Dans le contexte actuel du marché immobilier, où les rendements sont en baisse continue, les investisseurs examinent toutes les possibilités de diversification. A cet égard, le marché du «Student Housing» constitue une opportunité attractive, comme le note Crédit Suisse dans son rapport sur le marché immobilier 2015.

Contrairement à l’idée reçue, les résidences étudiantes offrent des rendements comparables aux logements classiques. Si à première vue les loyers paraissent faibles, en tenant compte d’un besoin de surface inférieur à la moyenne, les loyers métriques nets sont équivalents à ceux des offres présentées sur le marché libre. A Lausanne par exemple, les loyers nets des studios des résidences étudiantes s’élèvent en moyenne à CHF 650 par mois, soit CHF 312 par m² et par an, en considérant une surface moyenne par studio de 25 m². Ainsi, les chambres et les studios des foyers étudiants se caractérisent par des loyers compétitifs tout en répondant de manière optimale aux besoins spécifiques des étudiants.

Le modèle de l’exemple lausannois pourrait constituer une option attractive pour des investisseurs : ils se chargent du financement des résidences et confient l’exploitation à un tiers (comme la FMEL à Lausanne), qui, en échange, paie une compensation à l’investisseur. Cette approche combine plusieurs avantages: selon les dispositions contractuelles entre l’investisseur et l’exploitant, l’investisseur peut considérablement réduire son risque, tout en réalisant un rendement satisfaisant et en déléguant les tâches opérationnelles et administratives à l’exploitant.

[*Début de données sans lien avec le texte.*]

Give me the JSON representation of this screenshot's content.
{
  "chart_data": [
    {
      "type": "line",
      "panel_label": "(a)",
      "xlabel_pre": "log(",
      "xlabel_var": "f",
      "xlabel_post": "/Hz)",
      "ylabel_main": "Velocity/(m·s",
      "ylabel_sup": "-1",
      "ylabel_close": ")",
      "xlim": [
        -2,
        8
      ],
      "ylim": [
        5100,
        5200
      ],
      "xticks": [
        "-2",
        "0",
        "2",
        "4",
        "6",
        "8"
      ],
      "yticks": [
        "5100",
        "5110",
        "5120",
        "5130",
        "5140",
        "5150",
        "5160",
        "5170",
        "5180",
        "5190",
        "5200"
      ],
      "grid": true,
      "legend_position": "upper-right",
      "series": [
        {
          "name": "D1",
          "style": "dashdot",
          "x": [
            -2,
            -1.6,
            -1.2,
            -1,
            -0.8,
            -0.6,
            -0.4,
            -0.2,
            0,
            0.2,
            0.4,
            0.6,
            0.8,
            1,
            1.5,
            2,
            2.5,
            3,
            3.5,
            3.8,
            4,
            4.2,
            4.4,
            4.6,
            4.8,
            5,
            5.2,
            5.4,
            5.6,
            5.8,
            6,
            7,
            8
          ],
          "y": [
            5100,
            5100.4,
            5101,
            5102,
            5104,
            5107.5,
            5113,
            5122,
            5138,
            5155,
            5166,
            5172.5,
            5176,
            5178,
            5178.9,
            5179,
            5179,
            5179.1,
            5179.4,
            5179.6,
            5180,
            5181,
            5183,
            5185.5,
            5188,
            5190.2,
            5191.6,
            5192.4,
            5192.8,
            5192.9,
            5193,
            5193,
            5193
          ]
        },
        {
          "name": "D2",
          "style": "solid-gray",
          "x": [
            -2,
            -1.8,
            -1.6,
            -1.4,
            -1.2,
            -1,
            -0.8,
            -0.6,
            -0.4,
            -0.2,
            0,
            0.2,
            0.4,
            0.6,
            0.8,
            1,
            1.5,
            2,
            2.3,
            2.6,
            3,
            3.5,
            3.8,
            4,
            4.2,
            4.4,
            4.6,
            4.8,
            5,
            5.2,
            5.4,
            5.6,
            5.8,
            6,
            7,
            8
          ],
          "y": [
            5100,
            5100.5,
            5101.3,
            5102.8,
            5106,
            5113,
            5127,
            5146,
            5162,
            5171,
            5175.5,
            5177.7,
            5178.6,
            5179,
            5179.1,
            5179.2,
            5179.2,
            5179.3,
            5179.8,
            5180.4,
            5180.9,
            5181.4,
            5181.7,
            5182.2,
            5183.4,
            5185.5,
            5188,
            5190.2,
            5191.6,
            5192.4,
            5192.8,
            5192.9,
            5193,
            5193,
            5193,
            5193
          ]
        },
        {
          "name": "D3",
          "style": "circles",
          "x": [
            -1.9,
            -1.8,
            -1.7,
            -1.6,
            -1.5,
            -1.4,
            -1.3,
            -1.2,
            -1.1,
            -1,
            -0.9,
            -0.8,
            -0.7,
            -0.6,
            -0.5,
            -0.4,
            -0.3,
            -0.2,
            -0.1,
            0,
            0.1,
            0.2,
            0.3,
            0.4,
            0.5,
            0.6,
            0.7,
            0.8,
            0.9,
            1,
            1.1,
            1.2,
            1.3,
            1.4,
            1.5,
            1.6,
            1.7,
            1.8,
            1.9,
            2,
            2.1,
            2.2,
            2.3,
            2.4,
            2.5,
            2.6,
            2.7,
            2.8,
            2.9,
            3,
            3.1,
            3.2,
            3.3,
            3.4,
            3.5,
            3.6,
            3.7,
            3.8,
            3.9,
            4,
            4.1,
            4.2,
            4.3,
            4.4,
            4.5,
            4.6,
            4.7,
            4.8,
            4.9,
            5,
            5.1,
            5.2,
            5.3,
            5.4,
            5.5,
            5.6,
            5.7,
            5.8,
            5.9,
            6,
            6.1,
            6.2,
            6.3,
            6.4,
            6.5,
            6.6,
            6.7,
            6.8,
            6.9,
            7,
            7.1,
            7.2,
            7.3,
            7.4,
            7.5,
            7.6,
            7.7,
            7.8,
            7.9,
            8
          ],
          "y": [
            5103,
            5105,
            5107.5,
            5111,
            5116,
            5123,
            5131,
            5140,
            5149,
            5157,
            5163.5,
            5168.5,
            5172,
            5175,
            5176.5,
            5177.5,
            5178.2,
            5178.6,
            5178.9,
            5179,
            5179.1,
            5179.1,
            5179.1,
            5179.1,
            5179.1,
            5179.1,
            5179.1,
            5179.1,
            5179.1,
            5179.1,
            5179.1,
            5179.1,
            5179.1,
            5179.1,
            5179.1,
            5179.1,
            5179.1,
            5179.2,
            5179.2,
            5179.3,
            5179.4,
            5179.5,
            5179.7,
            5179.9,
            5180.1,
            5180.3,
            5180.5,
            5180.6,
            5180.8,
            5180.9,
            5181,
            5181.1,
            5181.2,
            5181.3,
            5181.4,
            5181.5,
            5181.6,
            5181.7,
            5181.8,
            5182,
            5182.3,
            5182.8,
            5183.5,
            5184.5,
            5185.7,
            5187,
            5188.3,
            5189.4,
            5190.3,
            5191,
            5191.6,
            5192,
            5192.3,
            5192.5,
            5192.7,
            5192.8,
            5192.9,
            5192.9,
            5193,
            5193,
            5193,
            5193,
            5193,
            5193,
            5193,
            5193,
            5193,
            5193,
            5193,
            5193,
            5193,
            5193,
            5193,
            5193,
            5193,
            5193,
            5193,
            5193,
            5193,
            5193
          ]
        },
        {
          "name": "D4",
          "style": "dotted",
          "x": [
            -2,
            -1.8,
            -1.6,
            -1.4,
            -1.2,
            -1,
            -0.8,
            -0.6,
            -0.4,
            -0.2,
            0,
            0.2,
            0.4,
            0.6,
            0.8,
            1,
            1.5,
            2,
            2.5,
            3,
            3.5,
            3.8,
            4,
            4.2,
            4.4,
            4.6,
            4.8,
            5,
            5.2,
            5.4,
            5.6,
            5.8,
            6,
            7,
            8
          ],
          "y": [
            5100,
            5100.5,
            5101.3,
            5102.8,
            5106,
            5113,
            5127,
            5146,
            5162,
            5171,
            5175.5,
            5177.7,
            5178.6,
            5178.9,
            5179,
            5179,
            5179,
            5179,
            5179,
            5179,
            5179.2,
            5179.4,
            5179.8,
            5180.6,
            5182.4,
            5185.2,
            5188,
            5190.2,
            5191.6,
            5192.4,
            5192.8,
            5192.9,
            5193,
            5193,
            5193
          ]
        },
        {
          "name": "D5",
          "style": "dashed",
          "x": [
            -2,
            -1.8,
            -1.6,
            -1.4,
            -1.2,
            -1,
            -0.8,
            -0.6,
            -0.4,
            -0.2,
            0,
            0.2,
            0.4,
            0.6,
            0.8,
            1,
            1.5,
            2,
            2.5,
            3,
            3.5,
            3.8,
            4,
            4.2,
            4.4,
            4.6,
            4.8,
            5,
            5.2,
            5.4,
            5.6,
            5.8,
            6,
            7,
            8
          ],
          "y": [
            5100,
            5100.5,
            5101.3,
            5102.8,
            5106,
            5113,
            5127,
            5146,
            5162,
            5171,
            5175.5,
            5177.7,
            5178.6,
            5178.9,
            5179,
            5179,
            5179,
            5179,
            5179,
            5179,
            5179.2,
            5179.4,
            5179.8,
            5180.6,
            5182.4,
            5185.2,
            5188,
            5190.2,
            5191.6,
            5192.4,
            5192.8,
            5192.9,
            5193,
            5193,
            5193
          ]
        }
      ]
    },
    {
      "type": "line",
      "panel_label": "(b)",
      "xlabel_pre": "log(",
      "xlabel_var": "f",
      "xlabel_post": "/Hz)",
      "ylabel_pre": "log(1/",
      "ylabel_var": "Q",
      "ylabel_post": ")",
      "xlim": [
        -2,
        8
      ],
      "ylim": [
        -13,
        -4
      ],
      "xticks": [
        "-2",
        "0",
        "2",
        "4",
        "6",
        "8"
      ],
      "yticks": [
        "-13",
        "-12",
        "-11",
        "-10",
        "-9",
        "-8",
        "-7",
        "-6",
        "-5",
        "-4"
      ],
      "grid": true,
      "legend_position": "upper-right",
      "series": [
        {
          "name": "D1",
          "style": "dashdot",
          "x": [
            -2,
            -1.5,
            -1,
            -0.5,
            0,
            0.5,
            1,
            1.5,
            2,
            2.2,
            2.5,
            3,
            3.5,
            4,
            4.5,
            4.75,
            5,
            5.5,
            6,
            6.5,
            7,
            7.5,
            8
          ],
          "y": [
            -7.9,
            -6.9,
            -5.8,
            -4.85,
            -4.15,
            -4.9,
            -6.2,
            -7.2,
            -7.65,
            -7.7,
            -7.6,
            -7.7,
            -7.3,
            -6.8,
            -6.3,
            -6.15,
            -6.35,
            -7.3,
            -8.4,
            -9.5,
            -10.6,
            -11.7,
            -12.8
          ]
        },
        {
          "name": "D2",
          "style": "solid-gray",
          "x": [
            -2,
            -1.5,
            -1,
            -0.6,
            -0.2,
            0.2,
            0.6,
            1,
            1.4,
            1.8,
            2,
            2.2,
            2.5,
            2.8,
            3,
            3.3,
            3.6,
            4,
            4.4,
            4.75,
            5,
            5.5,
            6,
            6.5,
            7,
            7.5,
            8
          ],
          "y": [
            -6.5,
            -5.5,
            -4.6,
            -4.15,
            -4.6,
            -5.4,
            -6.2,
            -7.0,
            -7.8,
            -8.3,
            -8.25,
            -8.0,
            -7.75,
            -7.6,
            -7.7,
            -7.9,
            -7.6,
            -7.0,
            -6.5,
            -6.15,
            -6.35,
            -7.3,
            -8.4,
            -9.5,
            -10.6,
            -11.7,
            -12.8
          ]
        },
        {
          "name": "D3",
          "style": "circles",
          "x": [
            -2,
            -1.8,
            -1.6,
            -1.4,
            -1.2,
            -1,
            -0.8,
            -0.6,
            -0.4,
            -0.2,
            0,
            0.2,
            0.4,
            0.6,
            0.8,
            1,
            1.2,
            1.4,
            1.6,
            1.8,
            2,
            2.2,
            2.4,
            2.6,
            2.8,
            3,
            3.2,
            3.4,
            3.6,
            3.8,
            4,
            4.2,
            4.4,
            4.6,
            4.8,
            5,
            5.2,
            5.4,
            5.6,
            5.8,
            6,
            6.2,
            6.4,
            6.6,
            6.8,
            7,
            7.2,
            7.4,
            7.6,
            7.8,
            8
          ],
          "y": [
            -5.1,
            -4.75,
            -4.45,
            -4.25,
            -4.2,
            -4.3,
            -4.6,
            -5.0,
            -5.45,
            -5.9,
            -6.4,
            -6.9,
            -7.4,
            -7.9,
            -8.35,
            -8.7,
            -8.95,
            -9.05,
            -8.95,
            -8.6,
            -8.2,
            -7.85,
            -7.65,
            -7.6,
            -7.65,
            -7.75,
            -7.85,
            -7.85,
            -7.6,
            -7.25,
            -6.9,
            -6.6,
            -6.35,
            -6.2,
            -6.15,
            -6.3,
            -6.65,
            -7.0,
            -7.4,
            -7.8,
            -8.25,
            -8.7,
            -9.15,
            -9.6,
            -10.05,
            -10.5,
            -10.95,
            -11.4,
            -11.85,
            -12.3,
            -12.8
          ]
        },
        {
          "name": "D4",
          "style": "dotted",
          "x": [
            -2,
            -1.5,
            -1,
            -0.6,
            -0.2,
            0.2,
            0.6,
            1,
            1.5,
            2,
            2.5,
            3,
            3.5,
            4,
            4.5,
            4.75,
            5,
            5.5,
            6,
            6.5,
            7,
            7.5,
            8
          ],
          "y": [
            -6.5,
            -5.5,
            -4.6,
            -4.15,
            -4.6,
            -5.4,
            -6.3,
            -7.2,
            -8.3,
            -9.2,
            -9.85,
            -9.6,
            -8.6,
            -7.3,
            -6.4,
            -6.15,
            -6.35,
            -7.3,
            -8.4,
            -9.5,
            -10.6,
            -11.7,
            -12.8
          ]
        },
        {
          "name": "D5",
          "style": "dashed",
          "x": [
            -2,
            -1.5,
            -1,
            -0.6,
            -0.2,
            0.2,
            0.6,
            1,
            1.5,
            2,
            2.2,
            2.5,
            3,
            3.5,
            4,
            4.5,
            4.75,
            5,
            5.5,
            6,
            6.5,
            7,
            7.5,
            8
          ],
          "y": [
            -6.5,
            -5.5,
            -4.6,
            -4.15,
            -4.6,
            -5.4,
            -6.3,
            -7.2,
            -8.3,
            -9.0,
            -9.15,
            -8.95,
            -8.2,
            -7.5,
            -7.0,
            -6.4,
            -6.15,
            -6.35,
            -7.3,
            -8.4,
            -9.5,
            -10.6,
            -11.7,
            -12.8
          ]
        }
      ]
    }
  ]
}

De fait, les perspectives du «Student Housing» s’annoncent plutôt positives. Si l’offre de logements étudiants à Lausanne commence, quoique tardivement, à répondre à la forte croissance de la demande, la pénurie demeure importante à Genève. Les résidences étudiantes suscitent l’intérêt des investisseurs qui sont désespérément en recherche de placements alternatifs. Quelques projets à Lausanne ont déjà pu être réalisés avec succès grâce au soutien d’investisseur, un chemin que Genève pourrait prendre afin d’apaiser le manque criant de logements étudiants.